Parallèle entre l'extermination des Juifs pour évoquer l'extension des pouvoirs de métropole demandée par le gouvernement, considérée comme la triste nécessité de la guerre
Il y a très exactement quinze ans, la première arrestation massive de juifs avait lieu à Paris.
Après avoir demandé que l'on fusille Léon Blum, P.-A. Cousteau la saluait ainsi, dans un éditorial de « Je suis Partout » : « Cette étoile-ci, pavillon enfin hissé sur la viande d'Israël, c'est l'abomination de la désolation... Et que le bruit se répande d'un départ de juifs vers les grandes plaines de l'Est, alors l'affliction des cornichons anti-fascistes ne connaît plus de bornes... »
D'où l'on voit que « les exhibitionnistes du cœur et de l'intelligence », et autres cornichons anti-fascistes, n'avaient pas attendu M. Robert Lacoste pour trouver un distingué censeur.

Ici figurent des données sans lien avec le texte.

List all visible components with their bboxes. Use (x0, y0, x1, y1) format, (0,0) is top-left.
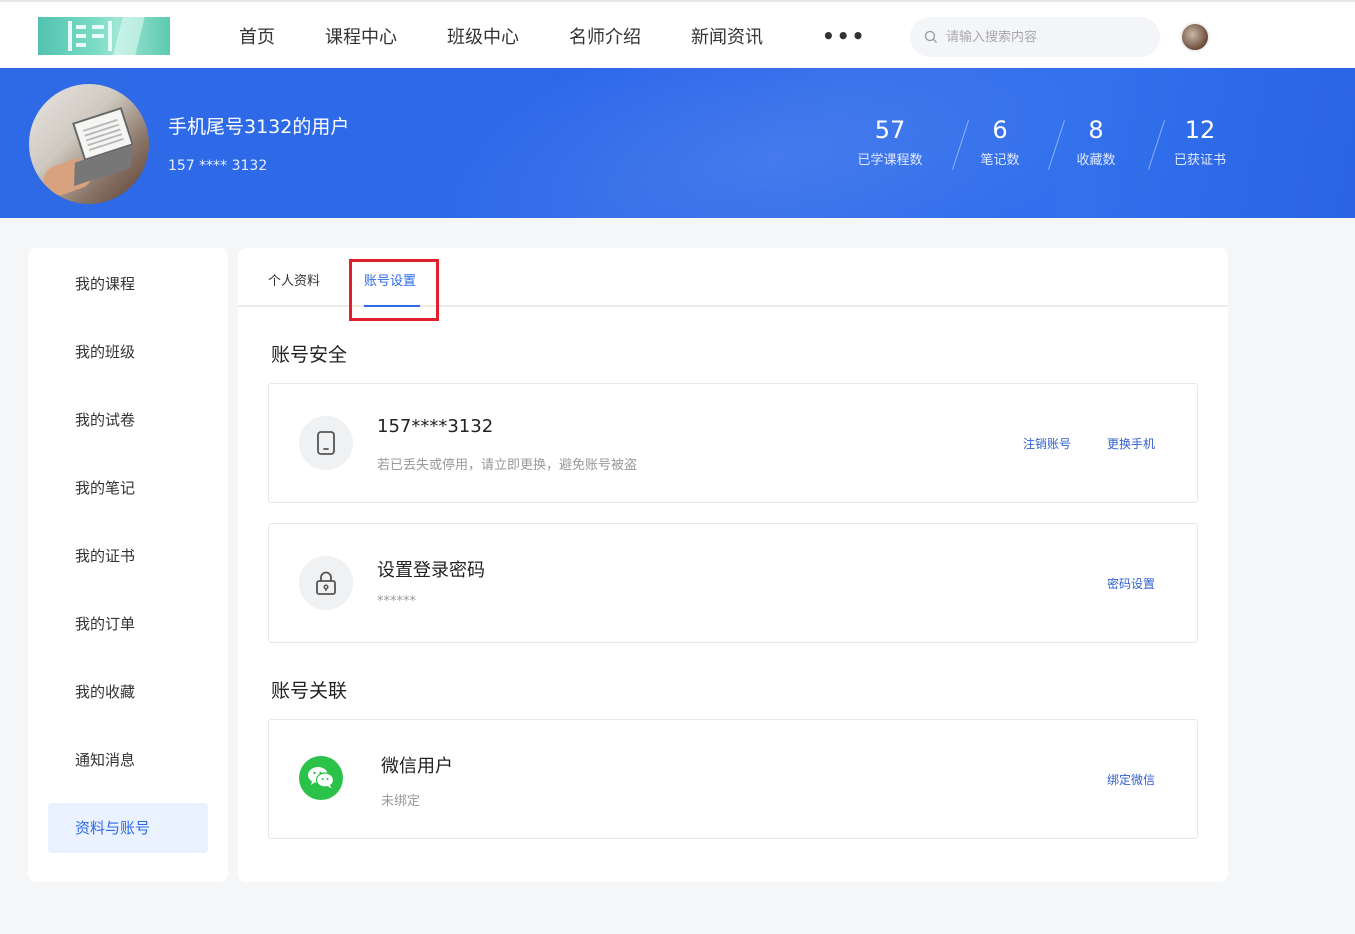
wechat-card: 微信用户 未绑定 绑定微信 (268, 719, 1198, 839)
sidebar: 我的课程 我的班级 我的试卷 我的笔记 我的证书 我的订单 我的收藏 通知消息 … (28, 248, 228, 882)
stat-value: 57 (874, 116, 906, 144)
main-menu: 首页 课程中心 班级中心 名师介绍 新闻资讯 (214, 2, 788, 70)
sidebar-item-account[interactable]: 资料与账号 (48, 803, 208, 853)
section-title-linking: 账号关联 (271, 680, 348, 702)
section-title-security: 账号安全 (271, 344, 348, 366)
user-avatar[interactable] (1180, 22, 1210, 52)
wechat-icon (299, 756, 343, 800)
account-settings-panel: 个人资料 账号设置 账号安全 157****3132 若已丢失或停用，请立即更换… (238, 248, 1228, 882)
stat-favorites[interactable]: 8 收藏数 (1046, 113, 1146, 168)
tab-profile[interactable]: 个人资料 (268, 270, 320, 289)
top-nav: 首页 课程中心 班级中心 名师介绍 新闻资讯 ••• (0, 0, 1355, 68)
stat-value: 12 (1184, 116, 1216, 144)
highlight-annotation (349, 259, 439, 321)
password-title: 设置登录密码 (377, 560, 485, 581)
nav-news[interactable]: 新闻资讯 (666, 23, 788, 49)
nav-classes[interactable]: 班级中心 (422, 23, 544, 49)
wechat-status: 未绑定 (381, 794, 421, 809)
deactivate-account-link[interactable]: 注销账号 (1023, 435, 1071, 452)
stat-label: 已学课程数 (857, 153, 923, 168)
stat-value: 6 (992, 116, 1008, 144)
site-logo[interactable] (38, 17, 170, 55)
lock-icon (299, 556, 353, 610)
search-input[interactable] (946, 29, 1146, 45)
search-box[interactable] (910, 17, 1160, 57)
stat-label: 已获证书 (1173, 153, 1226, 168)
password-mask: ****** (377, 594, 416, 609)
nav-home[interactable]: 首页 (214, 23, 300, 49)
user-name: 手机尾号3132的用户 (168, 116, 350, 138)
bind-wechat-link[interactable]: 绑定微信 (1107, 771, 1155, 788)
phone-card: 157****3132 若已丢失或停用，请立即更换，避免账号被盗 注销账号 更换… (268, 383, 1198, 503)
sidebar-item-notifications[interactable]: 通知消息 (48, 735, 208, 785)
profile-avatar (29, 84, 149, 204)
password-settings-link[interactable]: 密码设置 (1107, 575, 1155, 592)
sidebar-item-orders[interactable]: 我的订单 (48, 599, 208, 649)
phone-number: 157****3132 (377, 416, 494, 437)
password-card: 设置登录密码 ****** 密码设置 (268, 523, 1198, 643)
more-menu-button[interactable]: ••• (822, 24, 866, 48)
sidebar-item-courses[interactable]: 我的课程 (48, 259, 208, 309)
sidebar-item-favorites[interactable]: 我的收藏 (48, 667, 208, 717)
stat-courses[interactable]: 57 已学课程数 (840, 113, 940, 168)
stat-label: 收藏数 (1076, 153, 1116, 168)
nav-teachers[interactable]: 名师介绍 (544, 23, 666, 49)
stat-value: 8 (1088, 116, 1104, 144)
wechat-title: 微信用户 (381, 756, 453, 777)
search-icon (924, 30, 937, 43)
sidebar-item-exams[interactable]: 我的试卷 (48, 395, 208, 445)
stat-notes[interactable]: 6 笔记数 (950, 113, 1050, 168)
phone-hint: 若已丢失或停用，请立即更换，避免账号被盗 (377, 458, 638, 473)
nav-courses[interactable]: 课程中心 (300, 23, 422, 49)
user-phone: 157 **** 3132 (168, 158, 268, 174)
phone-icon (299, 416, 353, 470)
sidebar-item-notes[interactable]: 我的笔记 (48, 463, 208, 513)
sidebar-item-classes[interactable]: 我的班级 (48, 327, 208, 377)
stat-certificates[interactable]: 12 已获证书 (1150, 113, 1250, 168)
change-phone-link[interactable]: 更换手机 (1107, 435, 1155, 452)
stat-label: 笔记数 (980, 153, 1020, 168)
sidebar-item-certificates[interactable]: 我的证书 (48, 531, 208, 581)
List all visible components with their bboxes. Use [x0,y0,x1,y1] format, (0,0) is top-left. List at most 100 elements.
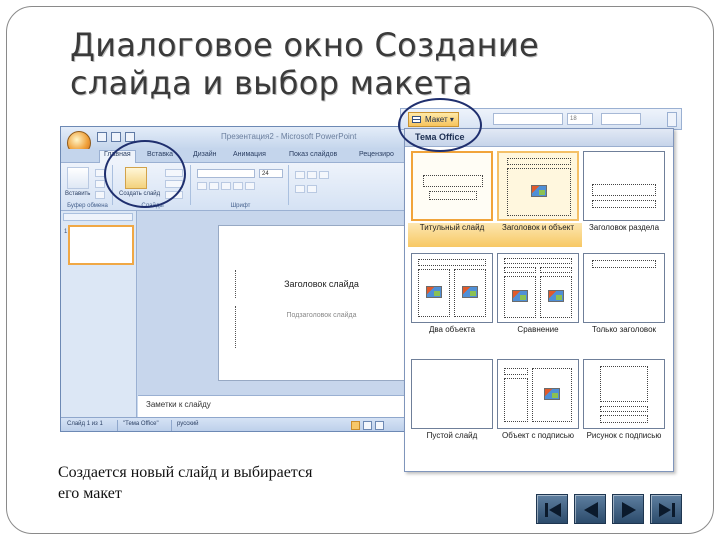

Qu'entre ces deux hommes il y ait aujourd'hui similitude d'expression — on ne veut pas encore croire de pensée — cela confondrait si l'on ne savait avec quelle rapidité le goût du pouvoir dégrade. M. Kroutchev, à 15 ans, rêvait bien dans sa grosse tête ronde de paysan illettré, de lutter pour que règne la justice, ainsi que nous l'apprend un biographe auquel nous empruntons cette semaine l'histoire peu connue du nouveau maître de l'U.R.S.S.
On sait ce qu'il advînt d'un si noble projet.
Six mille enfants méthodiquement assassinés en moins d'une semaine, « à distance, cela n'a même pas l'air vrai », écrit Serge Groussard qui raconte ici ce que furent ces journées de juillet dont un enseignement au moins peut être tiré : pour anesthésier la faculté d'indignation et de révolte d'un peuple, il faut lui injecter lentement le poison de la colère, lentement. Il faut serrer lentement la corde qu'on lui passe au cou.
Ne s'est-il pas trouvé, en juillet 1942, une majorité de juifs français pour croire qu'ils seraient épargnés,
parce que les premières exterminations n'avaient été habilement dirigées que contre les sans-patrie ?
Il se trouve certainement aujourd'hui une majorité de Français pour croire que l'extension des pouvoirs spéciaux à la métropole, demandée par le gouvernement, n'est qu'une triste nécessité de la guerre dont les effets ne sauraient atteindre un honnête citoyen. La perquisition de jour et de nuit ? — alors que les Allemands eux-mêmes respectaient la trêve de la nuit lorsqu'ils chassaient leur proie — la détention préventive illimitée, l'assignation à résidence hors de la métropole ? Des armes dont il ne sera fait usage que pour frapper les terroristes algériens en France. Qui oserait en douter ?
Certes pas M. Georges Bidault qui recommande le vote de telles mesures. N'est-ce pas lui qui s'écria : « On est en démocratie, monsieur, dans un pays où, lorsque quelqu'un sonne à 6 heures du matin, on sait qu'il s'agit du laitier ». Dans quelques mois on sonnera peut-être à la porte de M. Bidault, à minuit ou à l'aube. Et ce ne sera pas le laitier.
Sans doute n'est-il pas de bon goût d'assombrir un ciel de vacances, un ciel de 14 juillet, avec de tels souvenirs et de tels pronostics.
A ceux qui préfèrent ne point y penser, « L'Express » propose en particulier cette semaine un entretien littéraire avec l'un des personnages les plus singuliers du roman français : Roger Vailland, homme libre. Et un jeu de « citations croisées » qui joint le charme des mots croisés à celui des tests de connaissance.
Il sera plus facile de les résoudre que de déchiffrer l'avenir sur le visage bronzé des trois mille parachutistes qui défileront, dimanche, à Paris.